If you are thinking of buying a house in the Hamptons, take a look at this risk chart! Within 60 years you might be 100% sure to suffer severe flooding!

This is a really cool site where you can check the risks of your own home being flooded or under water for the rest of the century. For example I checked my neighborhood (Lionhead and Hog’s creek). By the time there is a 10 foot increase in sea levels my house will be water front property and most likely have a flooded basement. The marina (depicted above) will be under water much sooner. It is located by the inlet to Hog’s creek. There are 2 fresh water ponds (see below in green). They will fuse with the salt water ocean after a 4-5 foot rise in sea levels.

current water levels
1 foot, marina flooding
2 feet, marina flooding
3 feet
4 feet
5 feet, properties around the ponds will be flooded
6 feet, parts of Runnymeade Drive underwater
7 feet
8 feet, neighbor’s house under water
9 feet
10 feet, our basement probably flooded

Climate Change

Letter to the Editor from the East Hampton Star, 15-Oct-19

October 10, 2019

To the Editor,

The most effective lies are those that begin with something that is true. The letter in the Oct. 3 Star by Mr. Walter Donway is a case in point. He states that the climate has changed in the past, before humans were emitting greenhouse gases. That’s true but the conclusions he draws are false. Past climate changes, obviously with natural causes, generally took many millennia to play out, and they were often accompanied by mass extinctions.

In the present case, the scenario is playing out over decades — much shorter periods of time. And now we have more than seven billion human beings who have occupied every niche that the existing climate could support.

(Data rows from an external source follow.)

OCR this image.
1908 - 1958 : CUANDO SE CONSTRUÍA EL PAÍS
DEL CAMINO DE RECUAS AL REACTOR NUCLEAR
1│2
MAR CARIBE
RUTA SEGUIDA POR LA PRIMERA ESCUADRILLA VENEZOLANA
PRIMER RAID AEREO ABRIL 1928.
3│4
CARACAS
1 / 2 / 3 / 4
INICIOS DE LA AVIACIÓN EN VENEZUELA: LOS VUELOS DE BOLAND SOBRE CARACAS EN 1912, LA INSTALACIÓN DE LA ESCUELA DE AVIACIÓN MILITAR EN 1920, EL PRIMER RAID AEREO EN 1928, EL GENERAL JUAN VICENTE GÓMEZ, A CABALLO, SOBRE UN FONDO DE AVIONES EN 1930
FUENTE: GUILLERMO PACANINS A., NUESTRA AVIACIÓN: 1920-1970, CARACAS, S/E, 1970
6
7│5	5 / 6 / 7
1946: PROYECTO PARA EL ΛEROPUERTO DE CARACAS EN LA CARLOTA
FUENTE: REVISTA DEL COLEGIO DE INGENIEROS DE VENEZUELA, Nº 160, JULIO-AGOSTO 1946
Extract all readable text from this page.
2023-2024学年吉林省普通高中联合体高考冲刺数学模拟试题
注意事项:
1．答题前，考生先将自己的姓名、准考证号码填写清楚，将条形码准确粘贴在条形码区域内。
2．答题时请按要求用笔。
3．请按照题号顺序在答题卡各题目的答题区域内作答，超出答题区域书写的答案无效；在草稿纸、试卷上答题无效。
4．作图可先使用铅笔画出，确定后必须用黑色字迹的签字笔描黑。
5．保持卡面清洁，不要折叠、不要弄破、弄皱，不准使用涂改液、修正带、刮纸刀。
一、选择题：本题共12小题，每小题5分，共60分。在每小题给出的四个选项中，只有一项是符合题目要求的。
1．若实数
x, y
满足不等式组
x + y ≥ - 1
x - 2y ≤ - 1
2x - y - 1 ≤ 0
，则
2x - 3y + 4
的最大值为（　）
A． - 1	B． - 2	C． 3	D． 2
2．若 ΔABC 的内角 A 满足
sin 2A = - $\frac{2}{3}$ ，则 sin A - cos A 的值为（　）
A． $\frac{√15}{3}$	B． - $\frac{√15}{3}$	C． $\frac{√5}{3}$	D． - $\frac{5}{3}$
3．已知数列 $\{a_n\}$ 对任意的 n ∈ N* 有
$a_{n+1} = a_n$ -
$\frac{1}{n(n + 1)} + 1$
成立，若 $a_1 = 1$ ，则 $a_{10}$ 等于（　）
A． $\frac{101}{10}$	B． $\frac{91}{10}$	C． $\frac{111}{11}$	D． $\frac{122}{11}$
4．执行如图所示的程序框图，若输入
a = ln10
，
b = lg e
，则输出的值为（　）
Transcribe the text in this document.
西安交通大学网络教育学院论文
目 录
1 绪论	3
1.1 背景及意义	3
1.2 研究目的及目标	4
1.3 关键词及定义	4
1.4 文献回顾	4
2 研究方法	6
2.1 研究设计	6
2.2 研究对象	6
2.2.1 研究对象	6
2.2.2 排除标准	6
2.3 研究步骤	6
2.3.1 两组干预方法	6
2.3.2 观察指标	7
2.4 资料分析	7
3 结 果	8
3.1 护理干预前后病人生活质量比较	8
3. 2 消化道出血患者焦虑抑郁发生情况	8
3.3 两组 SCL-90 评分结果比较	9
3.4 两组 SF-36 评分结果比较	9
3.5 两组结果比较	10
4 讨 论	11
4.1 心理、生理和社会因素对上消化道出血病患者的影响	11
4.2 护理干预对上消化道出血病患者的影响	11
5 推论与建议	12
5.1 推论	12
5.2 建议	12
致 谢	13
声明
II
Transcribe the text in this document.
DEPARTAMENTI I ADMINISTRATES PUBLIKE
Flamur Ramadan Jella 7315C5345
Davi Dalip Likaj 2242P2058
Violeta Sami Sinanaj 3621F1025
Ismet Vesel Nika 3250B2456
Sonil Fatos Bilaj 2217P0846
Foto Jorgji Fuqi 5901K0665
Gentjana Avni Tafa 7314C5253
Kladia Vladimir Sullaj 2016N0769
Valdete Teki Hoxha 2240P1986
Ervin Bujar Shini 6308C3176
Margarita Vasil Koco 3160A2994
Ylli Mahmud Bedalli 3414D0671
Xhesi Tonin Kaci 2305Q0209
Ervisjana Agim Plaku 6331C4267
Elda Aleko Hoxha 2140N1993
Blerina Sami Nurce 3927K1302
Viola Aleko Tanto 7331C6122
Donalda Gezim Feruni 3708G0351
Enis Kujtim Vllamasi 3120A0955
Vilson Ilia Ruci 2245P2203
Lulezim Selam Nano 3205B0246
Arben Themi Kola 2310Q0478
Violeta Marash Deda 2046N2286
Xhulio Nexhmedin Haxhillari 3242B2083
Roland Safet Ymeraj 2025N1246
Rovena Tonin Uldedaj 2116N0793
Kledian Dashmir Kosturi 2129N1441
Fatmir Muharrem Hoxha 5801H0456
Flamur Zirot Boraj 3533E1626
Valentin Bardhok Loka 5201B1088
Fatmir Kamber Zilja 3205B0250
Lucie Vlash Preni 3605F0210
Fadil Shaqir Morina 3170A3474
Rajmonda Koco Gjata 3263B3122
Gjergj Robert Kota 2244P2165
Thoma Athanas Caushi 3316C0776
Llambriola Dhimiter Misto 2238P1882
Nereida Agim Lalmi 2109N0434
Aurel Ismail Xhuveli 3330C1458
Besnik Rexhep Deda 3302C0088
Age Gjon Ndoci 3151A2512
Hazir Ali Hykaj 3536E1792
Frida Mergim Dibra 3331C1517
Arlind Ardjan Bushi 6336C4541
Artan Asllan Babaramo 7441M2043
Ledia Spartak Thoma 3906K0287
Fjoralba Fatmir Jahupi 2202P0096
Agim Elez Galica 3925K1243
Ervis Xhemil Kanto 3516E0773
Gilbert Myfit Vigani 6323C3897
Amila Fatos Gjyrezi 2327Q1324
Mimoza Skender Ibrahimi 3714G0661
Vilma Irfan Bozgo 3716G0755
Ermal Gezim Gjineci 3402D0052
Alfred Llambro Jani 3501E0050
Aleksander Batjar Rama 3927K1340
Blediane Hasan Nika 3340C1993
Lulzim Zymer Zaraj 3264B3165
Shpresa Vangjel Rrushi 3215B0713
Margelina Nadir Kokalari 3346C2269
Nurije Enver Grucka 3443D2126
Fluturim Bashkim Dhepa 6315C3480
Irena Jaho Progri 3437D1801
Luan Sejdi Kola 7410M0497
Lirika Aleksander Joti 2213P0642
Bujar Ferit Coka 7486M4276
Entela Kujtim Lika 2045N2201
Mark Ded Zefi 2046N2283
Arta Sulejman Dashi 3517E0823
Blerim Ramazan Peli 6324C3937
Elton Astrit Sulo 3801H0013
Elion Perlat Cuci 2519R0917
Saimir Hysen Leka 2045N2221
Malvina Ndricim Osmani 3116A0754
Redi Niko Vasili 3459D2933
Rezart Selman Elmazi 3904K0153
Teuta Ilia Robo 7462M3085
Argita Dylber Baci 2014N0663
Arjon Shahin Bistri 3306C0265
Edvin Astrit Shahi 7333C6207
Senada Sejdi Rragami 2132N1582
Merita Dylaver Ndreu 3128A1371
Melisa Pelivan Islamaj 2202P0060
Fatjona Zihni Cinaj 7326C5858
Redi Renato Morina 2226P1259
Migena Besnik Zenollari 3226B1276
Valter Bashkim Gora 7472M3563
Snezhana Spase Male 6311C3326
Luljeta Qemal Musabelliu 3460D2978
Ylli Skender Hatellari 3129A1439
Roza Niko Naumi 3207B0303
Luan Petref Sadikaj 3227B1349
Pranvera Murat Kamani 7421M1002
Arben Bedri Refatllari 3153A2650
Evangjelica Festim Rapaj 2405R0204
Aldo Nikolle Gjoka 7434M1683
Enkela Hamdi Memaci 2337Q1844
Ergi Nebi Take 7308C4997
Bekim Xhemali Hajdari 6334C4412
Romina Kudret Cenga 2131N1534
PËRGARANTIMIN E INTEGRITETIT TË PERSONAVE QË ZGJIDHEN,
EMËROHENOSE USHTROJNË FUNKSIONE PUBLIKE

Many of the most populated regions will become less able to support humans, and this will result in mass migrations that will make the refugee crises of this decade seem puny by comparison.

This is a big reason why our military is very concerned about climate change. It’s also why 66 Republicans joined the Democrats to defeat an amendment to the last defense appropriations bill that would have prevented the Pentagon from considering climate change in its strategic planning.

Mr. Donway also takes aim at climate models. Here again, he starts with the truth that models have shortcomings. If the only evidence for climate change came from models, I’d be a skeptic, too. Models are just one piece of the puzzle. The precisely measured increase in the concentration of carbon dioxide in the atmosphere, its correlation with the emissions from combustion of fossil fuels, the steady increase in global temperatures, and the shifting of the ranges of many species as they attempt to adjust to the changing climate, are solid pieces of evidence that have nothing to do with models.

What models contribute is an understanding of the complex mechanisms that together influence the climate. Models also tell us which uncertainties are most important and which ones can be safely ignored. The role of clouds in the climate system is one very important area where we need to refine the science, but the uncertainties here only lead to uncertainty about whether climate change will just be very bad or downright catastrophic.

It is quite possible that Mr. Donway really believes what he is writing week after week, just as many an isolationist in the 1930s really believed that Hitler was not a threat, but their beliefs didn’t change the reality. It’s probably too much to ask him to reconsider, but the rest of us don’t have to follow along.

Our young people have the most to lose, and they are beginning to lead the fight for sanity. Thank God for them.